この植物は英名でChain-of-love(愛の鎖)と呼ばれている。ピンク色の小さくて可憐な花をたくさん着けた姿は、その名にふさわしい雰囲気を感じさせる。筆者は長い間、この植物を「愛の鎖」として憶えていた。この名の方が植物のもつ雰囲気にふさわしく思えたからだ。そして、どうかすると正式な和名を思い出せないことがあったりする。
“Chain-of-love”の”Love”は、淡紅色の小さな花がハート形をしていることに由来すると、いわれている。すなわち、ハートとハートが繋がれた蔓(鎖)から”Chain-of-love”の名前が生まれたのだと思う。
英名でその他”Confederate vine”(同盟の絆)”Coral vine”(サンゴ藤)”Mexican creeper”(メキシコの蔓)、”Mountain rose”(山のバラ)”Pink vine”(ピンクの蔓)”Queen’s-jewels”(女王の宝石)”Queen’s-wreath”(女王の花冠)などと呼ばれている。また中国名で、「珊瑚藤」と呼ばれている。この植物につけられたこれらの名前からだけでも、この植物が長く伸びた茎に可愛いピンクの小花をたくさん着けた時の美しい姿をイメージすることができるのではないかと思う。
アサヒカズラ」は、メキシコ原産のつる性の半低木である。地下に塊根をつけて越冬する。茎は細くかたい。茎には稜角があり、四陵形になっている。茎は回旋せず、ややジグザグ状にのび、原産地では10~15mにも伸長する。茎の先端部の葉腋から花茎をのばし、5~15個の花を総状花序につける。花の直径は10~15mmで、花弁はなく、5枚の萼片が淡紅色に着色して花弁状になっている。花期は、夏から秋までであるが、熱帯域では、一年中開花している。よく結実し、先のとがった硬い種子をつける。
原産地では繁殖力が旺盛な美しいつる植物として人気が高く、広く栽培されている。

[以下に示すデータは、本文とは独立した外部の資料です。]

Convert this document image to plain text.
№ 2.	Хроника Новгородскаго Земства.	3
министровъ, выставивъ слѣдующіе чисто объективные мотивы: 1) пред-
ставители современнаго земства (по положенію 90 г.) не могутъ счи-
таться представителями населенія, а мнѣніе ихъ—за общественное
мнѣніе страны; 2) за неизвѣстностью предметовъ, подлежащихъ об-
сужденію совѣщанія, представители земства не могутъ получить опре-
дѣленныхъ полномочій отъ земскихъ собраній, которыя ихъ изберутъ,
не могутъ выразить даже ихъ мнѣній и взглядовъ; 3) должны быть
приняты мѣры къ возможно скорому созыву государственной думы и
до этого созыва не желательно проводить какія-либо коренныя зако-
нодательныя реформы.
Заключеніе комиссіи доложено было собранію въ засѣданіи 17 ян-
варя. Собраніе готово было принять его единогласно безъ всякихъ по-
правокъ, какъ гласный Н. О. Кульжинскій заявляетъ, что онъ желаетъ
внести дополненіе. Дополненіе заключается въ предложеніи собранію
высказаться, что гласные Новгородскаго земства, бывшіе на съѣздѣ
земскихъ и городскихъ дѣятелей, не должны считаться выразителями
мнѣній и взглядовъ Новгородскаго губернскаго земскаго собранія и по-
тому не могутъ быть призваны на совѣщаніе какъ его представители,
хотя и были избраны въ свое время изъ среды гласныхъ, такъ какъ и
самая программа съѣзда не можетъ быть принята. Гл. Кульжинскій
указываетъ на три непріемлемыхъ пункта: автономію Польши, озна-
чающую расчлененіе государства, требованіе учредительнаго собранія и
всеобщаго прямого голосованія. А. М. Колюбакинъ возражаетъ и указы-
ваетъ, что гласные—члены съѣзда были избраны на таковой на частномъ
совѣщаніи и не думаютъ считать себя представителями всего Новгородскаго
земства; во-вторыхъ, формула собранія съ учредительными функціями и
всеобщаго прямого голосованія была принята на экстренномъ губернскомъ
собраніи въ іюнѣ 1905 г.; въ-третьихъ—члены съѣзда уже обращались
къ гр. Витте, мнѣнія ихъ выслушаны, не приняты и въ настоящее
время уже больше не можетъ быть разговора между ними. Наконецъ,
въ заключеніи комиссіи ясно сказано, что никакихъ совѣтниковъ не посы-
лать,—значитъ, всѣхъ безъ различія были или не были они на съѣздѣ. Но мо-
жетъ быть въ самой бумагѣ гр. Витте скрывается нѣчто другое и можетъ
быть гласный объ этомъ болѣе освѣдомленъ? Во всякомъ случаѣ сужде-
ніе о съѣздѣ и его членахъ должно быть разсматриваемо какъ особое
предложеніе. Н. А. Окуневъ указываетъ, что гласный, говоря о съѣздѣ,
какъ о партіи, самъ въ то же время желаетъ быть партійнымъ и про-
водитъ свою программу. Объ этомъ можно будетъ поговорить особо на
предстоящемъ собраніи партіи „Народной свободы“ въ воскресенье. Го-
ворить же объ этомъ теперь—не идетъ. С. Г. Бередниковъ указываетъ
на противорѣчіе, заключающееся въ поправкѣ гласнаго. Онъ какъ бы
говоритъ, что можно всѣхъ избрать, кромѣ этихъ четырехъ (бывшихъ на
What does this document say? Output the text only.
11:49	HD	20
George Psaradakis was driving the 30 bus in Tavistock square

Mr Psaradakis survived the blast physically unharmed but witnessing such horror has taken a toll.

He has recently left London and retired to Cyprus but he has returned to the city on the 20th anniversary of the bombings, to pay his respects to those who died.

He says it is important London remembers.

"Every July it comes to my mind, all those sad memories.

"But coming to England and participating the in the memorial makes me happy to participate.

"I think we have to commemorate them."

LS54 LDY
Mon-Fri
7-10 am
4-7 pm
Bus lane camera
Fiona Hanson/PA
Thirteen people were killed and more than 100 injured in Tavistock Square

フェンスや、テラスなどに這わせたり、生垣などによく利用される。また、白花をつける品種(cv.Alvum)もある。
地下部は、多肉状に肥大し、5kg以上になることもある。この塊根はナッツ様の風味があり、食用にされる。
また花序も調理して食べたり、サラダなどに添えられる。花の中に含まれている蜜は、ラテンアメリカの人たちが利用する蜂蜜(Dark honey)の主要な蜜源になっている。